Benita Fitzgerald Mosley
Track & Field
Benita Fitzgerald Mosley won a gold medal in the 100-meter hurdles in the 1984 Olympic Games in Los Angeles, Calif., making her just the second American woman to do so, behind "Babe" Didrikson Zaharias, and the first African-American woman to accomplish this feat. Mosley was a member of the 1980 and 1984 Olympic teams and an alternate on the 1988 Olympic team. She won a gold medal in the hurdles at the 1983 Pan American Games, and is an eight-time national champion and 14-time NCAA All-American.
Olympic gold medalist
- Pan American gold medalist
- Eight-time National Champion
- Chief of Organizational Excellence, United States Olympic Committee
- Member of four halls of fame
- Former Women’s Sports Foundation President
- Past-Chair of the Women’s Sports Foundation Board of Trustees
- One of eight athletes selected to carry the Olympic flag into the stadium during the opening ceremonies of the Centennial Games in 1996
Mosley- Fitzgerald competed with the University of Tennessee Lady Vols Track & Field team from 1980-1983. While at University of Tennessee Mosley- Fitzgerald won 4 National Collegiate Athletic Association (NCAA) titles in Track and Field, including 3 consecutive 100m hurdles outdoor championships, and earning All American honors 14 times.
In 1981 Mosley- Fitzgerald was a major part in helping the Lady Vols Track & Field women’s team to gain their first National team championship in schools history.

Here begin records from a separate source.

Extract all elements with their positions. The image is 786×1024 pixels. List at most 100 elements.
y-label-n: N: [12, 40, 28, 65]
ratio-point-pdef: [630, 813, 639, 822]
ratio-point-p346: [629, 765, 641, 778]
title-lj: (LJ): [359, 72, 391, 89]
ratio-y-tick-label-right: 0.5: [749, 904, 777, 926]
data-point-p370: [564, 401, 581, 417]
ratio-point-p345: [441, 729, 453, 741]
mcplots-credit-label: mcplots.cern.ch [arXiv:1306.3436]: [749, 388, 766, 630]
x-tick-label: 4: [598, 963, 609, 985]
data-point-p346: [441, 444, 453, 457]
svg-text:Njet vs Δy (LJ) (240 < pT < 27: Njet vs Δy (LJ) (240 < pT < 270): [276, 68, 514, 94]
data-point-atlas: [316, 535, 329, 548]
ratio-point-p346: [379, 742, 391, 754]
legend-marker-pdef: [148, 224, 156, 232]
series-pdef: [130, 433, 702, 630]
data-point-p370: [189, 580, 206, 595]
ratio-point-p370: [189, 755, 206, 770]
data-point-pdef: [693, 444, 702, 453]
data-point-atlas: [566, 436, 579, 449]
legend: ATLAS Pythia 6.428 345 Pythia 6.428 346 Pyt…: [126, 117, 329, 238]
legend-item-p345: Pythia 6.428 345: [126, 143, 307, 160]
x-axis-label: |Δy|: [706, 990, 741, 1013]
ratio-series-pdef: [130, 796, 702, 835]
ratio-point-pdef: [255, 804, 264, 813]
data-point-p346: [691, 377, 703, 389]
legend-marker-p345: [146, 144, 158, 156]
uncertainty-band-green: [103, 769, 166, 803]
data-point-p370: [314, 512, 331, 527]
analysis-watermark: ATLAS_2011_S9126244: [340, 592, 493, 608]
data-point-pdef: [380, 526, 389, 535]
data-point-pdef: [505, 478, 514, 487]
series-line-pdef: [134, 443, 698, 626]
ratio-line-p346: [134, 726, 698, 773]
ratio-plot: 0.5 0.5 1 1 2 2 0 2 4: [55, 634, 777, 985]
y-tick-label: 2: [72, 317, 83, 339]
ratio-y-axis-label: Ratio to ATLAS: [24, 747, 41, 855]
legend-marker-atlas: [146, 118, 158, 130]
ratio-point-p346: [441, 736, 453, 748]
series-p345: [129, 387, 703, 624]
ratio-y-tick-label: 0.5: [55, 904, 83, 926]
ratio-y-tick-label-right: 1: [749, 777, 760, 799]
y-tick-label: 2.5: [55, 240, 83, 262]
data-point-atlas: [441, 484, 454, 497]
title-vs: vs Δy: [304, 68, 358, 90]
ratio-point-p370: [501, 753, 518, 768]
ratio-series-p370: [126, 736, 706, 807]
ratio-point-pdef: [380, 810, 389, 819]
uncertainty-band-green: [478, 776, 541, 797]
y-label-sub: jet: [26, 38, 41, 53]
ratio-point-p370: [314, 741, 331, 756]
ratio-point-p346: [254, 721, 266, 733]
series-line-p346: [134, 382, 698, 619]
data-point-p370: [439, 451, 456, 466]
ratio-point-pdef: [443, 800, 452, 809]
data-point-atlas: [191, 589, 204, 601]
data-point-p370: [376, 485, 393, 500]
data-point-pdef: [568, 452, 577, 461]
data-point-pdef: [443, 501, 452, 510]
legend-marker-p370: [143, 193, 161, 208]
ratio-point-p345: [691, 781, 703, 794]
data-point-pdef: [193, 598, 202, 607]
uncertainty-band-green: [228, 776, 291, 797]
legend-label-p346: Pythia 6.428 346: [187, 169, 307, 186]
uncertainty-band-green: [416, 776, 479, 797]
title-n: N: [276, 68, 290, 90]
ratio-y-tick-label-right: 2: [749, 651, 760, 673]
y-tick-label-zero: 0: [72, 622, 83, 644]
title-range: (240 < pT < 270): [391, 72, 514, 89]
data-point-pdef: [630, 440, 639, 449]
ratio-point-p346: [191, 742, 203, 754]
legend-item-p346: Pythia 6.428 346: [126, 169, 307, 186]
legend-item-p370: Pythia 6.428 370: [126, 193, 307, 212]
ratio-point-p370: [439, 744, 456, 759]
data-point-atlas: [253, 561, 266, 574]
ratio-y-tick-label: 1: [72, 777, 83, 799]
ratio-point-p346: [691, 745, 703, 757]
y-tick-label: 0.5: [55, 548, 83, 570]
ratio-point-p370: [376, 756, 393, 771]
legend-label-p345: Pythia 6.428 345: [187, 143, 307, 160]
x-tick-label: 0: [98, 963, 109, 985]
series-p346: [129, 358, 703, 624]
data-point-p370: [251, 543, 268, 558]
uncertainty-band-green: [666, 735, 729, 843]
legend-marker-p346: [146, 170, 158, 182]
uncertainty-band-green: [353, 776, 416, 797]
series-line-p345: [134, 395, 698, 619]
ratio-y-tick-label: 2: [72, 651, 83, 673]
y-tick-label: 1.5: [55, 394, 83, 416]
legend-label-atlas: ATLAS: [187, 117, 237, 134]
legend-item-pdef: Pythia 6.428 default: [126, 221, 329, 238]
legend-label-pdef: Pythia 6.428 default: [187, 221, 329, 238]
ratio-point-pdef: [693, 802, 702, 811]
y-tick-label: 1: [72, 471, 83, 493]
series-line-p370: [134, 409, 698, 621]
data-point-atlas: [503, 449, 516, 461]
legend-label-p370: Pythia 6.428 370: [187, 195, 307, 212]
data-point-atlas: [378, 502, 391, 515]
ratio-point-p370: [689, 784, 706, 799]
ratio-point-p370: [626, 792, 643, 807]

In addition to completing all these accomplishments at University of Tennessee Mosley- Fitzgerald earned her degree in Industrial Engineering in December of 1984.
Mosley has earned honors that include being named the "Sportswoman of the Century" by The Potomac News, "Top Female Sports Figure of the Century from Virginia" by Sports Illustrated and "Hurdler of the Decade" (1980s) by the Track and Field News. Mosley is also an inductee to the Virginia Sports Hall of Fame, the Virginia High School Hall of Fame and the inaugural class of the University of Tennessee Lady Vols Hall of Fame. In commemoration of the 75th anniversary of the Southeastern Conference, Mosley was honored as one of 75 former student-athletes that have earned distinction by positively impacting their communities, states, regions and nations.

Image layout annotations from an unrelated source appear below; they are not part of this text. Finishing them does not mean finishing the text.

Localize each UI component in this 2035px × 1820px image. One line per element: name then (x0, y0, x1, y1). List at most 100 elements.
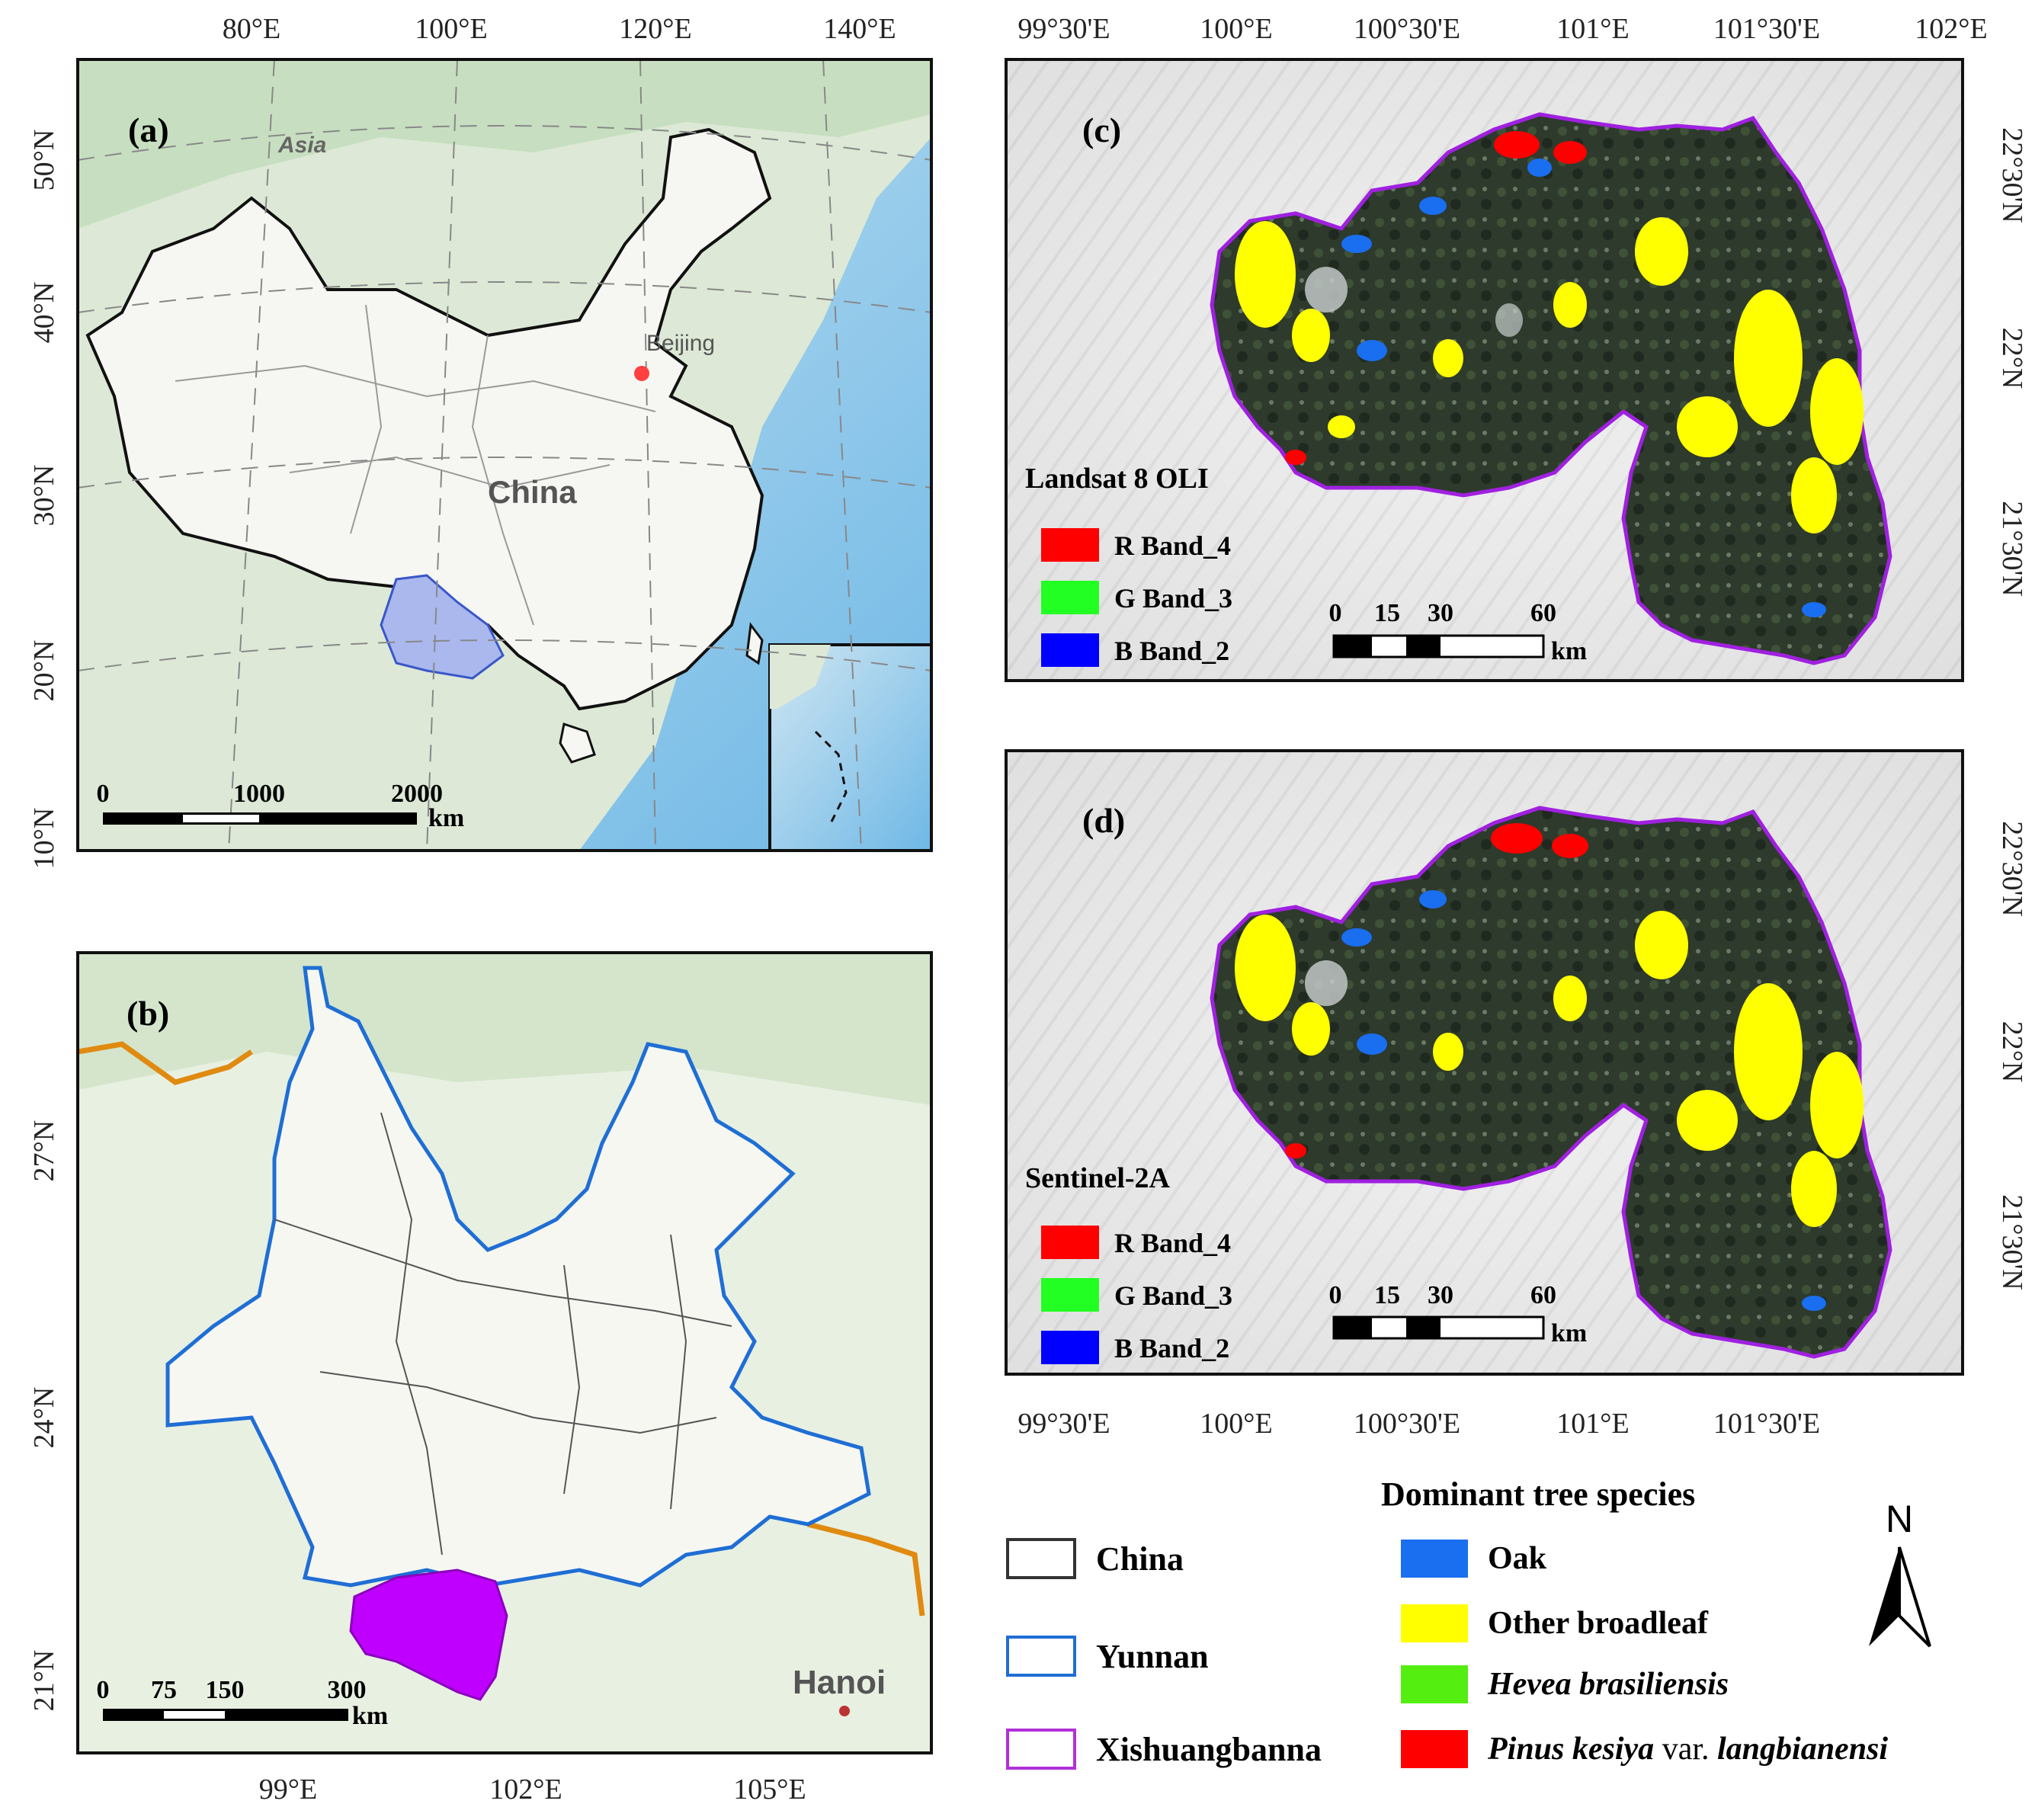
band-swatch-green (1041, 581, 1099, 614)
scale-unit: km (1551, 1319, 1587, 1347)
panel-c-top-tick: 101°30'E (1713, 13, 1820, 45)
panel-c (1005, 58, 1964, 682)
band-swatch-green (1041, 1278, 1099, 1312)
panel-c-frame (1005, 58, 1964, 682)
prefecture-lines (274, 1112, 732, 1556)
asia-label: Asia (277, 133, 326, 158)
scale-tick: 60 (1530, 599, 1556, 627)
band-swatch-red (1041, 528, 1099, 562)
panel-c-right-tick: 22°N (1996, 328, 2028, 389)
legend-label-china: China (1096, 1540, 1184, 1578)
scale-tick: 0 (97, 780, 110, 808)
inset-land (770, 645, 831, 709)
scale-tick: 0 (1329, 1281, 1342, 1309)
panel-b-left-tick: 21°N (28, 1650, 60, 1712)
scale-unit: km (428, 804, 464, 832)
species-swatch-pinus (1401, 1730, 1468, 1768)
band-label: B Band_2 (1114, 636, 1229, 666)
panel-c-class-patches (1235, 131, 1864, 617)
scale-tick: 75 (151, 1676, 177, 1704)
legend-swatch-xishuangbanna (1006, 1729, 1076, 1770)
panel-a-top-tick: 140°E (823, 13, 896, 45)
panel-c-right-tick: 22°30'N (1996, 127, 2028, 223)
pinus-var: var. (1654, 1732, 1717, 1767)
legend-swatch-yunnan (1006, 1636, 1076, 1677)
legend-label-xishuangbanna: Xishuangbanna (1096, 1731, 1322, 1768)
yunnan-highlight (380, 574, 505, 680)
panel-d-label: (d) (1082, 801, 1125, 840)
panel-d-class-patches (1235, 823, 1864, 1311)
panel-a-siberia-land (78, 59, 931, 229)
scale-tick: 0 (1329, 599, 1342, 627)
band-label: R Band_4 (1114, 530, 1231, 561)
species-label-oak: Oak (1488, 1541, 1547, 1576)
panel-d-sensor: Sentinel-2A (1025, 1162, 1171, 1194)
boundary-legend: China Yunnan Xishuangbanna (1006, 1538, 1322, 1770)
panel-a-frame (76, 58, 933, 852)
panel-a-graticule (77, 59, 932, 851)
panel-b-frame (76, 951, 933, 1754)
panel-b-bottom-tick: 105°E (733, 1774, 806, 1806)
pinus-variety: langbianensi (1717, 1732, 1888, 1767)
scale-tick: 1000 (233, 780, 285, 808)
panel-a-top-tick: 100°E (415, 13, 487, 45)
panel-b-terrain (78, 953, 931, 1105)
scale-unit: km (352, 1702, 388, 1730)
species-swatch-other-broadleaf (1401, 1604, 1468, 1642)
legend-label-yunnan: Yunnan (1096, 1638, 1209, 1675)
border-line-east (807, 1521, 925, 1617)
panel-a-top-tick: 120°E (619, 13, 691, 45)
band-swatch-red (1041, 1226, 1099, 1259)
north-arrow: N (1869, 1498, 1931, 1648)
panel-d-right-tick: 22°N (1996, 1021, 2028, 1083)
panel-a-left-tick: 50°N (28, 130, 60, 191)
scale-tick: 300 (328, 1676, 367, 1704)
hanoi-label: Hanoi (793, 1664, 886, 1701)
panel-d-bottom-tick: 100°E (1200, 1408, 1272, 1440)
panel-a-left-tick: 20°N (28, 640, 60, 702)
border-line-west (77, 1041, 253, 1085)
species-label-hevea: Hevea brasiliensis (1487, 1667, 1729, 1702)
panel-c-top-tick: 102°E (1915, 13, 1987, 45)
band-swatch-blue (1041, 1331, 1099, 1364)
panel-d-bottom-tick: 101°30'E (1713, 1408, 1820, 1440)
panel-c-right-tick: 21°30'N (1996, 501, 2028, 597)
band-label: R Band_4 (1114, 1228, 1231, 1258)
panel-d (1005, 749, 1964, 1376)
panel-c-top-tick: 100°E (1200, 13, 1272, 45)
scale-tick: 150 (206, 1676, 245, 1704)
panel-b-label: (b) (127, 994, 169, 1033)
panel-b (76, 951, 933, 1754)
panel-a-left-tick: 40°N (28, 282, 60, 344)
panel-c-top-tick: 99°30'E (1018, 13, 1110, 45)
panel-d-frame (1005, 749, 1964, 1376)
band-label: B Band_2 (1114, 1333, 1229, 1363)
inset-nine-dash-line (814, 730, 848, 824)
scale-tick: 0 (97, 1676, 110, 1704)
species-legend-title: Dominant tree species (1381, 1476, 1695, 1513)
band-swatch-blue (1041, 633, 1099, 667)
panel-a-scalebar: 0 1000 2000 km (97, 780, 465, 832)
panel-d-bottom-tick: 100°30'E (1354, 1408, 1460, 1440)
species-label-pinus: Pinus kesiya var. langbianensi (1487, 1732, 1888, 1767)
panel-c-scalebar: 0 15 30 60 km (1329, 599, 1588, 665)
hanoi-marker (839, 1706, 850, 1716)
panel-d-study-area (1210, 806, 1892, 1359)
beijing-marker (634, 366, 649, 381)
species-swatch-oak (1401, 1540, 1468, 1578)
panel-d-band-legend: R Band_4 G Band_3 B Band_2 (1041, 1226, 1232, 1364)
panel-a (76, 58, 933, 852)
scale-tick: 30 (1428, 1281, 1453, 1309)
china-label: China (488, 474, 577, 510)
panel-a-label: (a) (128, 111, 169, 149)
panel-b-left-tick: 27°N (28, 1120, 60, 1182)
panel-a-left-tick: 30°N (28, 465, 60, 527)
panel-a-top-tick: 80°E (223, 13, 280, 45)
scale-tick: 15 (1374, 1281, 1400, 1309)
species-label-other-broadleaf: Other broadleaf (1488, 1606, 1709, 1641)
scale-tick: 30 (1428, 599, 1453, 627)
band-label: G Band_3 (1114, 1280, 1232, 1311)
panel-a-left-tick: 10°N (28, 808, 60, 870)
panel-d-right-tick: 22°30'N (1996, 821, 2028, 917)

Benita Fitzgerald Mosley was recently appointed Chief of Organizational Excellence for the United States Olympic Committee. She is also currently the Women's Sports Foundation's Past Chair of the Board of Trustees. She also served as president of the Women's Sports Foundation Board of Trustees (1997-98).
From 2001-2008, Mosley served as president and CEO of Women in Cable Telecommunications (WICT), an organization committed to developing women leaders in the cable telecommunications industry. She joined WICT after serving in a variety of positions for the United States Olympic Committee from 1995-2001. In November 2004, Mosley was named "Cable TV Executive of the Year" by Television Week Magazine.